Monday, July 6, 2009
My Wimbledon top 10
Here are my top 10 Wimbledon occurrences, in ascending order:
10. This clay doesn't look right: Tour veteran and clay specialist Francesca Schiavone surprised everyone by getting to the quarterfinals of Wimbledon. She was then handily defeated by Elena Dementieva, but it was quite an accomplishment nonetheless. On her way to the final eight, she defeated Eastbourne semifinalist Aleksandra Wozniak, Michelle Larcher De Brito, 2007 Wimbledon finalist Marion Bartoli, and Eastbourne finalist Virginie Razzano.
9. Couldn't they have just washed their cars?: Building an expensive retractable roof over Centre Court did the trick--there was hardly a drop of rain during the entire tournament. The one match for which the roof was needed--and then, only briefly--was a women's match, though the roof was kept on (triggering a controversy) for a men's match.

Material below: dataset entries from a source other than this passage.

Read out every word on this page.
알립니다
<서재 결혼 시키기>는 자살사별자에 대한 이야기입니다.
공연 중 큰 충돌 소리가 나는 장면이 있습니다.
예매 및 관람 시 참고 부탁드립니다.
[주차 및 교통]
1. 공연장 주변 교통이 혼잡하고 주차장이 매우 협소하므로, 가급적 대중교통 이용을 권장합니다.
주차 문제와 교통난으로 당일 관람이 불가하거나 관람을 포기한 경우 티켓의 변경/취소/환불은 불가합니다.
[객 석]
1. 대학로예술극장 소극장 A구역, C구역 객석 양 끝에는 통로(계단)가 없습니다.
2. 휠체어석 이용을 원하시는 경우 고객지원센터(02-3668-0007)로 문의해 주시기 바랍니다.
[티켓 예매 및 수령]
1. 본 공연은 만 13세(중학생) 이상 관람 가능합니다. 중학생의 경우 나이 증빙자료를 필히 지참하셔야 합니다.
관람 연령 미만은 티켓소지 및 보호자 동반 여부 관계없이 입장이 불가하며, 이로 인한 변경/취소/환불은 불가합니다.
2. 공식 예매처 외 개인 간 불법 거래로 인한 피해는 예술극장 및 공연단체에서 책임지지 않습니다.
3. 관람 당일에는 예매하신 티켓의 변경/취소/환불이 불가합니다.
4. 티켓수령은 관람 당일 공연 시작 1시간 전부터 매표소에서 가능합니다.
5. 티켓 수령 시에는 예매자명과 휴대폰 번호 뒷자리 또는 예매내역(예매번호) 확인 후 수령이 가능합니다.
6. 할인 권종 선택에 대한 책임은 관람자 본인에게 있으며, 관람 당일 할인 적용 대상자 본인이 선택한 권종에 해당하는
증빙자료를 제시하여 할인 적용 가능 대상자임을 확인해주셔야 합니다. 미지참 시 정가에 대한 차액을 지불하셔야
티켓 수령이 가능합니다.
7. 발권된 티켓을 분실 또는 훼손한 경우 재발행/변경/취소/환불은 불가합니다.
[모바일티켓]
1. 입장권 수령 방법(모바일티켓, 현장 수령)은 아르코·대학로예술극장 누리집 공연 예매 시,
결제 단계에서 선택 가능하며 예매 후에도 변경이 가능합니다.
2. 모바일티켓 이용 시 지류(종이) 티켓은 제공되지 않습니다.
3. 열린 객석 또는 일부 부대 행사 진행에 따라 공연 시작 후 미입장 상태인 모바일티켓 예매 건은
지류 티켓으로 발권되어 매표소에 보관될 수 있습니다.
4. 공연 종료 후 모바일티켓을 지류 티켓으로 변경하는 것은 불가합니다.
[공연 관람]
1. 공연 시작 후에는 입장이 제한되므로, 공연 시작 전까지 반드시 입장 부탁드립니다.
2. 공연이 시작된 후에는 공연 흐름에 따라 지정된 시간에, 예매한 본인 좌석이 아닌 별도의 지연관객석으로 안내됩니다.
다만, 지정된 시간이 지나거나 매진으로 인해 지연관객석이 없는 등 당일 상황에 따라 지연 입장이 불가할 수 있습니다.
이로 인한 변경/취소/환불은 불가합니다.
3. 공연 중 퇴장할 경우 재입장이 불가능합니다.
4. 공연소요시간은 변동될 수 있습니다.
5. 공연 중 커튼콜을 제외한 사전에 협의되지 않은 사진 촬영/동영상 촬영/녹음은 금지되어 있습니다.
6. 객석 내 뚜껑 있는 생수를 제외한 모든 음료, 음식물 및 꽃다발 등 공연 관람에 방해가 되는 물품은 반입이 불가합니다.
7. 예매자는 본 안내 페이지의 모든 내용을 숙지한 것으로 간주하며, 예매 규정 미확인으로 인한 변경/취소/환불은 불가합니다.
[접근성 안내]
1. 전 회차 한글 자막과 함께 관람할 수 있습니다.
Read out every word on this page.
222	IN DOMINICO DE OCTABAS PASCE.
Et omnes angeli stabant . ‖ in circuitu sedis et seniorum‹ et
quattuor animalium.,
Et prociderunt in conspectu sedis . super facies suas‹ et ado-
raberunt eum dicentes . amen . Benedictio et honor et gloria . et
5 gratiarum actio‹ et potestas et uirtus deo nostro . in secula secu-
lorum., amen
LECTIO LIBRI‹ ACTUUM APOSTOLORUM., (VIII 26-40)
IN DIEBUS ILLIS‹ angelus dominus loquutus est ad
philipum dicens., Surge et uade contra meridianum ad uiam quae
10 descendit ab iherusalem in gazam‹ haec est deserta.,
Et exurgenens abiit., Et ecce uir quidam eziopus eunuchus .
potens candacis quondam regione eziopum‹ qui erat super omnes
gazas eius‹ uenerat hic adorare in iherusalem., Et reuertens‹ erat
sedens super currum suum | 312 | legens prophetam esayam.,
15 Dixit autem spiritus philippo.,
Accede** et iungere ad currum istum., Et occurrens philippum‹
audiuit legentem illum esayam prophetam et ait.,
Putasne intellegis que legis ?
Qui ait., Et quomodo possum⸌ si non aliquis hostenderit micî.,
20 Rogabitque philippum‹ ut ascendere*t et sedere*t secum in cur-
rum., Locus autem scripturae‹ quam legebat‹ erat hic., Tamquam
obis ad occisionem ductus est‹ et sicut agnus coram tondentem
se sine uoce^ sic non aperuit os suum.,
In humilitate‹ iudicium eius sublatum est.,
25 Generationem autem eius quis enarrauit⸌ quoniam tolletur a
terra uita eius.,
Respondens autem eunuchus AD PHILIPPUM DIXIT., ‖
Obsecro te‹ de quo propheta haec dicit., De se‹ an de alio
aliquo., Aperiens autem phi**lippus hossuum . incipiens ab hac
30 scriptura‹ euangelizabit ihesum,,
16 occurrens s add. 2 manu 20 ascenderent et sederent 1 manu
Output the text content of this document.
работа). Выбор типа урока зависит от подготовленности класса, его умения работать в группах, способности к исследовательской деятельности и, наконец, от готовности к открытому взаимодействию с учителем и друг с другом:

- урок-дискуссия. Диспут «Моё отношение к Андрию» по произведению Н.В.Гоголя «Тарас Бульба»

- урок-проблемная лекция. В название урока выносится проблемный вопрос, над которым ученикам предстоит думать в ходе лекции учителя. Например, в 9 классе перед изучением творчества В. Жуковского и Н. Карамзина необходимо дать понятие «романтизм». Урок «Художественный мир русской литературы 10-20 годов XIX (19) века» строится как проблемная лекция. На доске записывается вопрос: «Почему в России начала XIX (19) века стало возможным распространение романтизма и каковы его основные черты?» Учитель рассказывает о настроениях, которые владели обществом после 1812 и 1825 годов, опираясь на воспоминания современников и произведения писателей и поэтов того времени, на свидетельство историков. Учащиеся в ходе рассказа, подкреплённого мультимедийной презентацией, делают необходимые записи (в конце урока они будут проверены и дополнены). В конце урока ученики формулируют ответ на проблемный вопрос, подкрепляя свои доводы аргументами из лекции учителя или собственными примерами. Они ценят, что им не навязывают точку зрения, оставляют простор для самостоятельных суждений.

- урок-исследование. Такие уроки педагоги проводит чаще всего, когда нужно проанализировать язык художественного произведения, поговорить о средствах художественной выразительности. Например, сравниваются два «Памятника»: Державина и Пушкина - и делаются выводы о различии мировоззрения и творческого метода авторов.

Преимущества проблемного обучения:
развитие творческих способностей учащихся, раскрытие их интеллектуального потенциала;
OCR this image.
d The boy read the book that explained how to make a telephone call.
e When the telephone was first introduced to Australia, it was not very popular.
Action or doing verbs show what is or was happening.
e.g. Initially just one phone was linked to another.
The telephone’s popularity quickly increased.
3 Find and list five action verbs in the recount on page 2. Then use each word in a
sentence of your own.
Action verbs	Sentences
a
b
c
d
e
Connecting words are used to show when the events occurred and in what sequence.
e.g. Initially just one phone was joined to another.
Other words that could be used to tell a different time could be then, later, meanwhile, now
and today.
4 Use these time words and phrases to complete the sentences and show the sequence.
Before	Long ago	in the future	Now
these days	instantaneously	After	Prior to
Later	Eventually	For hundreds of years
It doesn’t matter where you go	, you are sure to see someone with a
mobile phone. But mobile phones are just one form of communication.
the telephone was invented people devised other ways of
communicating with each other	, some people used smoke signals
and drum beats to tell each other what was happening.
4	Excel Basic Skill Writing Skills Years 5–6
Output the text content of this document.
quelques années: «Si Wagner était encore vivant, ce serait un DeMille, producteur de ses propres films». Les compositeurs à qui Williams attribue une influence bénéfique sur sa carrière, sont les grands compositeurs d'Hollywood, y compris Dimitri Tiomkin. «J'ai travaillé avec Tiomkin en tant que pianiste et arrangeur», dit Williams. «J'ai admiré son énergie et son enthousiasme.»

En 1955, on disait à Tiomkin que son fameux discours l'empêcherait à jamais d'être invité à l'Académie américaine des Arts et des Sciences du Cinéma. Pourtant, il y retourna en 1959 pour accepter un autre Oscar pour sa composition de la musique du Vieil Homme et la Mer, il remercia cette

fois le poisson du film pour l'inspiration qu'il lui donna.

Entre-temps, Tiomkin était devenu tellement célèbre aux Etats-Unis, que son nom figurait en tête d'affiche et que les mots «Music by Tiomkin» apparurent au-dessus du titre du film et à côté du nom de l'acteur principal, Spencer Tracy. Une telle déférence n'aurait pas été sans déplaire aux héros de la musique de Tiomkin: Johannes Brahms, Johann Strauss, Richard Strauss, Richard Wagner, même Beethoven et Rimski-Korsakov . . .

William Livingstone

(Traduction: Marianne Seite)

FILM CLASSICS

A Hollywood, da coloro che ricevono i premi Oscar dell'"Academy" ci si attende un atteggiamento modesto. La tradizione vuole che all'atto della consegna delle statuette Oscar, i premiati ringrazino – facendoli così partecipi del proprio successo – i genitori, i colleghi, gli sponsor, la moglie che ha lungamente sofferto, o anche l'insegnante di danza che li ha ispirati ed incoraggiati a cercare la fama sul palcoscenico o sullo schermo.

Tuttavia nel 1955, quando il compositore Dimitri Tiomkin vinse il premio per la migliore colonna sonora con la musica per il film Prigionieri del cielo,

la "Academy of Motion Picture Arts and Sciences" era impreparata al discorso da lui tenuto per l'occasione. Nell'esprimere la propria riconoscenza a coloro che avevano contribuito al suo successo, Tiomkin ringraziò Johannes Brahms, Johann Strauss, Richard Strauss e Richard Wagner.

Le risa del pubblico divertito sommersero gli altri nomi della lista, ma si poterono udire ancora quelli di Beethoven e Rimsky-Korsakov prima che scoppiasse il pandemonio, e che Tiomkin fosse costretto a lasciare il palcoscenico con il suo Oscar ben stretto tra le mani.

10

8. Sister solidarity: Venus and Serena Williams defend their doubles title, defeating Sam Stosur and Rennae Stubbs in a lively final.
7. Au revoir?: Many of us were struck by the way Amelie Mauresmo paused and soaked in the view and the atmosphere before she left Centre Court, after her defeat by Dinara Safina. The crowd gave her a very enthusiastic farewell. Was she just touched by their affection for her, or was she taking a last look? At any rate, it was a memorable moment.
6. Remember this name: 17-year-old Melanie Oudin was due a breakthrough, and she picked a very big stage upon which to have it. The former junior world number 2 had to qualify to get into the main draw, and once she got there, she did some damage. That damage included defeating Jelena Jankovic in the third round. Oudin lost to Agnieszka Radwanska in the round of 16, but she made a big impression.
5. Service with a smile: The big-serving Sabine Lisicki, who had nothing but misfortune after she won the Family Circle Cup in April, came storming into Wimbledon with her big serve, rapid-fire groundstrokes and skillful drop shots. She took out French Open champion Svetlana Kuznetsova and Eastbourne champion Caroline Wozniacki before falling to Dinara Safina in the quarterfinals. By the time Lisicki reached her fifth round, she was visibly anxious, and she also appeared to have a bit of a fitness problem. One assumes that both of those issues will be addressed, and that Lisicki will continue to improve.
4. One is the loneliest number: World number 1 and top seed Dinara Safina, who has never cared that much for grass courts, nevertheless managed to get to the semifinals. It is easy to forget that accomplishment, however, in light of her dreadful 6-1, 6-0 loss to Venus Williams.
3. Depends on how you define "coverage": NBC executives once again saw to it that those of us who live in the U.S. would see as little live tennis as possible. Forbidding ESPN to show certain prime matches, NBC aired them after the fact, in lieu of matches that were actually in progress. To make matters much worse, U.S. viewers were suddenly--why did it take them so long?-- blocked from using the Wimbledon Live service.
2. This crown looks better with a trenchcoat: Venus Williams holds five Wimbledon titles, including the last two. Her quest to get three in a row, however, was stopped short by her pesky little sister, who took control of the championship match from the opening shot, and never let go. Serena Williams now has three Wimbledon titles, and the rest of us have to get used to looking at photos in which Venus holds the runner-up dish.
1. Instant classic: The semifinal match between Elena Dementieva and Serena Williams--the longest women's semifinal match in Wimbledon history--was a thriller of exceedingly high quality. The only thing wrong with it was that someone had to lose.